First post from me and not one I thought I’d ever have to make. My wife is about to separate from our relationship after 6 years of marriage (15 years being together in total). Basically we’ve been through a very traumatic termination of a 4th pregnancy together recently and its heavily damaged our relationship to the point she feels she needs to leave to get space for herself to heal.
I’m very supportive of this and we are working very amicably at the moment both in honour of our relationship and children. I’m not sure whether we will move to divorce and have agreed to give it time.
I’m worried at the moment about the next days and weeks and whether people can share their experiences and advice on how to emotionally cope with the split. Looking for practical advice, not on how to get back together, but the simple things like what types of activities you do with your kids (ages 7, 5, 2) in the immediate term when they come to visit.

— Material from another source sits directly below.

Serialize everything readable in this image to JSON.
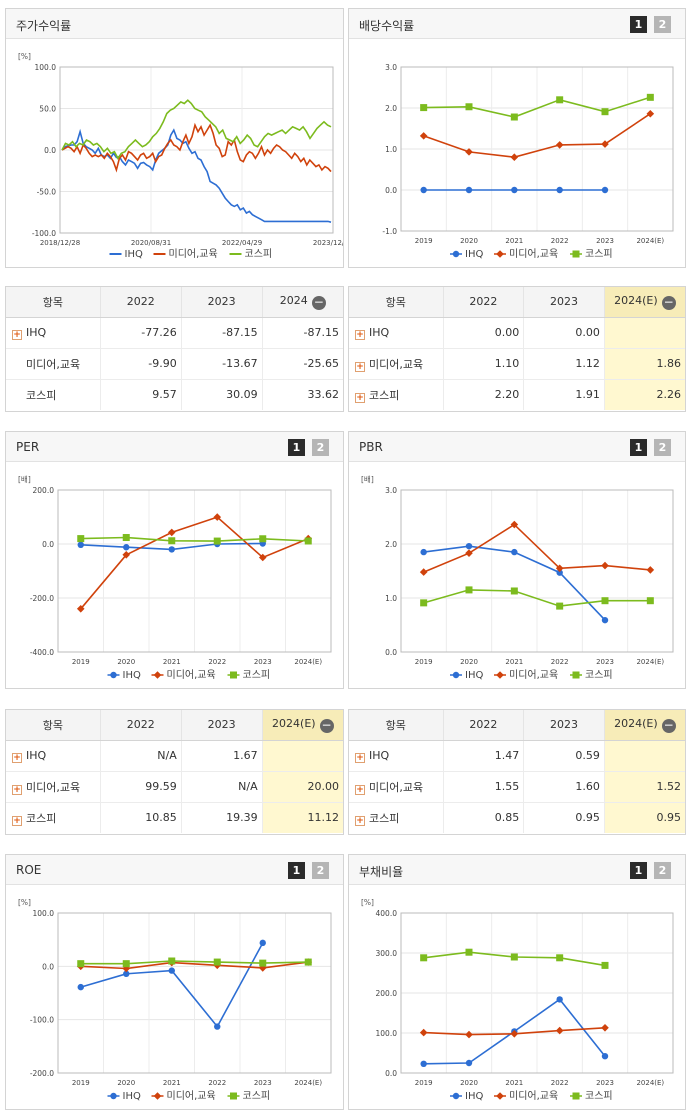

Sorry to hear about your situation. Any separation is hard and emotionally challenging whatever the final outcome. Emotionally it seems to be a complete rollercoaster but I find dealing with it hour by hour, day by day sometimes is the only way forward.
As for doing things with the children as long as they have your time and attention when they are with you that’s all they need. On a practical note play centres are worth their weight in gold, although can work out a little pricey! We love outings to local museums which are free and often have free workshops on for little ones, or simply taking a picnic to the local park or castle or kicking about on the beach with a football. Other days are duvet days cwtched up in front of the TV watching a film with some popcorn.
I hope things work out for you and always here for a chat.